Turkish police late on Saturday fired tear gas, water cannons and rubber bullets to disperse hundreds of people protesting after Radiohead fans were attacked for attending an album launch during Ramadan.
A group of about 20 men beat up customers and employees at the Velvet IndieGround music store on Friday night, angry that they were drinking alcohol at the event during the Muslim holy month.
About 500 people on Saturday night gathered in Istanbul’s central Cihangir neighborhood in response to a call from activists to protest against the attack, a photojournalist said.
The protesters shouted: “Shoulder to shoulder against fascism,” and denounced Turkish President Recep Tayyip Erdogan as a “thief” and a “killer.”
The protesters dispersed into side streets in less than an hour, choking on police tear gas.
No one appeared to have been injured in the police operation.

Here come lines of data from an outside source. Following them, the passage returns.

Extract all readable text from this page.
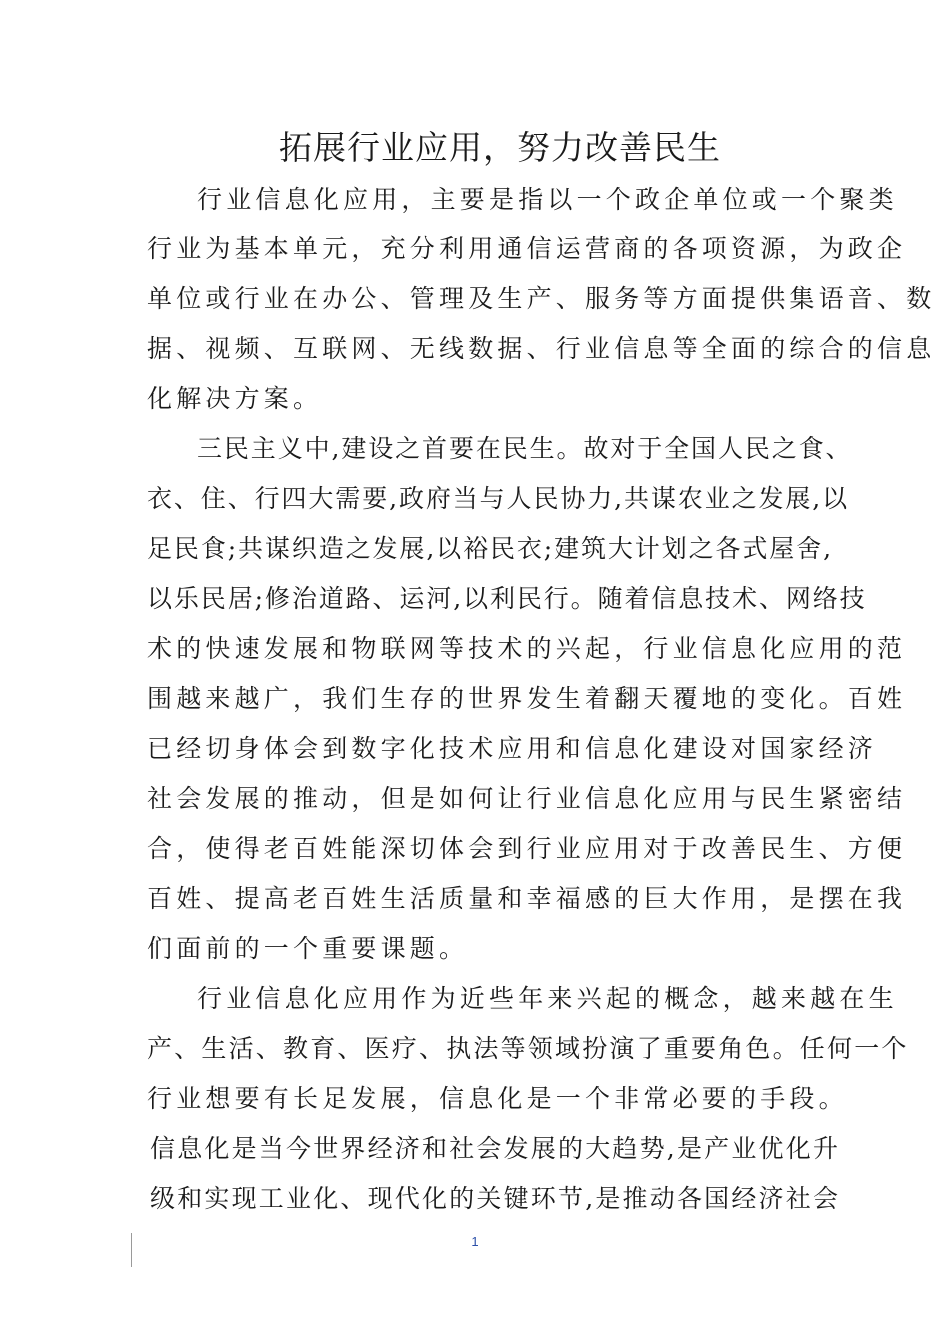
拓展行业应用，努力改善民生
行业信息化应用，主要是指以一个政企单位或一个聚类
行业为基本单元，充分利用通信运营商的各项资源，为政企
单位或行业在办公、管理及生产、服务等方面提供集语音、数
据、视频、互联网、无线数据、行业信息等全面的综合的信息
化解决方案。
三民主义中,建设之首要在民生。故对于全国人民之食、
衣、住、行四大需要,政府当与人民协力,共谋农业之发展,以
足民食;共谋织造之发展,以裕民衣;建筑大计划之各式屋舍,
以乐民居;修治道路、运河,以利民行。随着信息技术、网络技
术的快速发展和物联网等技术的兴起，行业信息化应用的范
围越来越广，我们生存的世界发生着翻天覆地的变化。百姓
已经切身体会到数字化技术应用和信息化建设对国家经济
社会发展的推动，但是如何让行业信息化应用与民生紧密结
合，使得老百姓能深切体会到行业应用对于改善民生、方便
百姓、提高老百姓生活质量和幸福感的巨大作用，是摆在我
们面前的一个重要课题。
行业信息化应用作为近些年来兴起的概念，越来越在生
产、生活、教育、医疗、执法等领域扮演了重要角色。任何一个
行业想要有长足发展，信息化是一个非常必要的手段。
信息化是当今世界经济和社会发展的大趋势,是产业优化升
级和实现工业化、现代化的关键环节,是推动各国经济社会
1
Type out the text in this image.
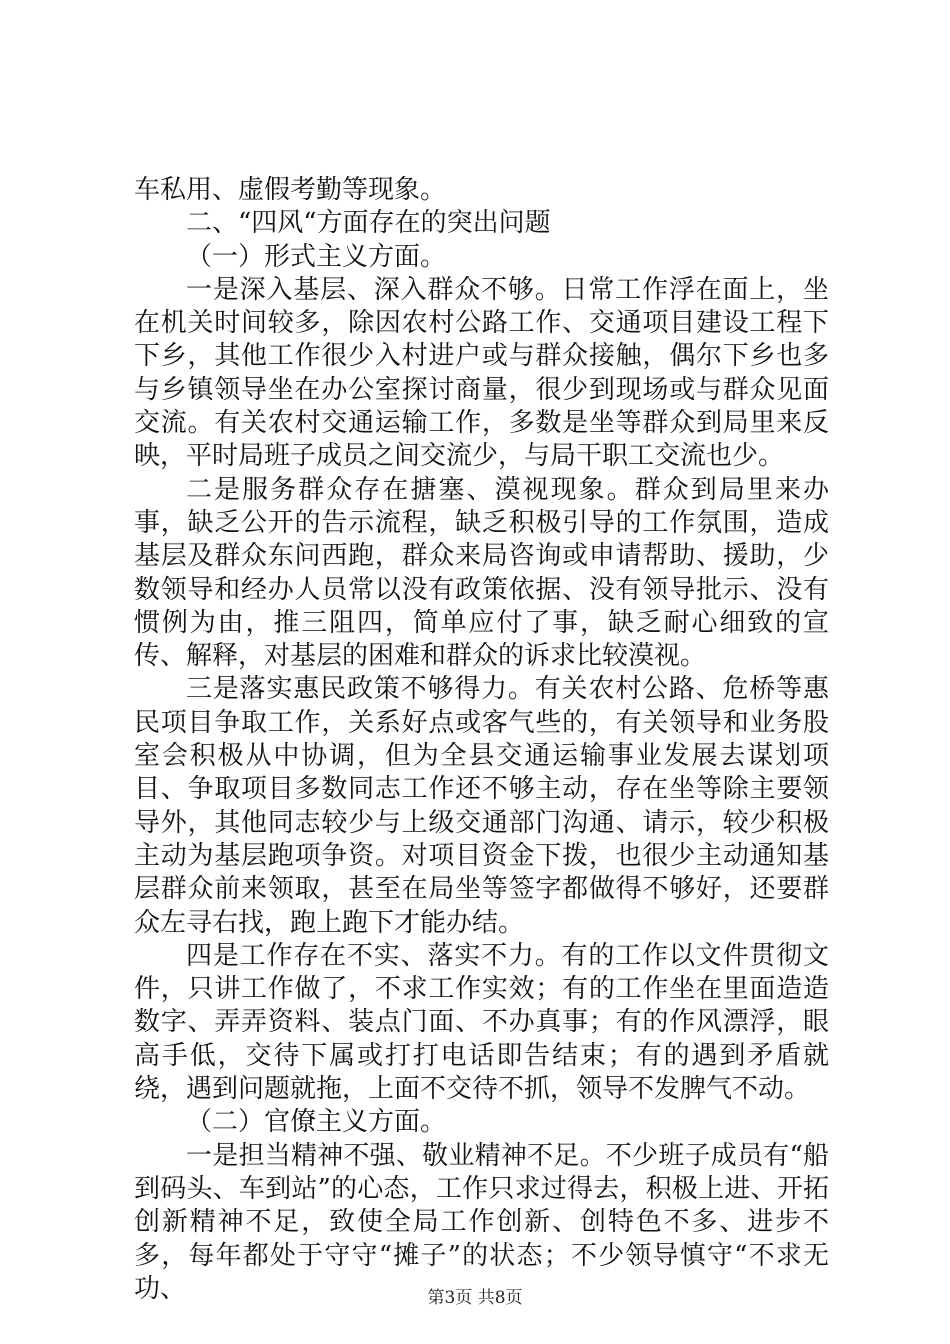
车私用、虚假考勤等现象。

二、“四风“方面存在的突出问题

（一）形式主义方面。

一是深入基层、深入群众不够。日常工作浮在面上，坐在机关时间较多，除因农村公路工作、交通项目建设工程下下乡，其他工作很少入村进户或与群众接触，偶尔下乡也多与乡镇领导坐在办公室探讨商量，很少到现场或与群众见面交流。有关农村交通运输工作，多数是坐等群众到局里来反映，平时局班子成员之间交流少，与局干职工交流也少。

二是服务群众存在搪塞、漠视现象。群众到局里来办事，缺乏公开的告示流程，缺乏积极引导的工作氛围，造成基层及群众东问西跑，群众来局咨询或申请帮助、援助，少数领导和经办人员常以没有政策依据、没有领导批示、没有惯例为由，推三阻四，简单应付了事，缺乏耐心细致的宣传、解释，对基层的困难和群众的诉求比较漠视。

三是落实惠民政策不够得力。有关农村公路、危桥等惠民项目争取工作，关系好点或客气些的，有关领导和业务股室会积极从中协调，但为全县交通运输事业发展去谋划项目、争取项目多数同志工作还不够主动，存在坐等除主要领导外，其他同志较少与上级交通部门沟通、请示，较少积极主动为基层跑项争资。对项目资金下拨，也很少主动通知基层群众前来领取，甚至在局坐等签字都做得不够好，还要群众左寻右找，跑上跑下才能办结。

四是工作存在不实、落实不力。有的工作以文件贯彻文件，只讲工作做了，不求工作实效；有的工作坐在里面造造数字、弄弄资料、装点门面、不办真事；有的作风漂浮，眼高手低，交待下属或打打电话即告结束；有的遇到矛盾就绕，遇到问题就拖，上面不交待不抓，领导不发脾气不动。

（二）官僚主义方面。

一是担当精神不强、敬业精神不足。不少班子成员有“船到码头、车到站”的心态，工作只求过得去，积极上进、开拓创新精神不足，致使全局工作创新、创特色不多、进步不多，每年都处于守守“摊子”的状态；不少领导慎守“不求无功、	第3页 共8页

Following mass protests in 2013, Turkish authorities have regularly cracked down on anti-government demonstrations, using tear gas and water cannons against even small gatherings.
At least two people were injured in Friday’s attack at the record store, witnesses told Turkey’s Dogan news agency.
The attackers trashed the shop in Istanbul’s hip Tophane neighborhood, hurled insults and broke up the release party for Radiohead’s new album, A Moon Shaped Pool.
The British rock group condemned the attack, saying: “We hope that someday we will be able to look back on such acts of violent intolerance as things of the ancient past.”
“For now, we can only offer our fans in Istanbul our love and support,” the band added.
Images filmed during the altercation and widely circulated on social media showed the attackers hurling barstools and wrecking the store.
One person was seen bleeding from head injuries after being hit with a bottle.
One of the attackers was heard shouting: “We will kill you, you bastards.”
Rayka Simoni, who was outside the store, told Dogan that the Radiohead fans were “quietly listening to music while sipping beer” when they were attacked.
“Twenty people started throwing bottles at them. One of them kicked my friend for telling them it wasn’t right to hit women,” she said.
The Hurriyet newspaper said the music store’s owner is a South Korean national who had been living in Turkey for many years.
The newspaper said many South Koreans were inside at the time of the attack.
Police have opened an investigation into the violence.
Similar attacks have targeted art galleries in the area in the past, with critics claiming Turkey’s current Islam-rooted government is undermining the country’s secular tradition.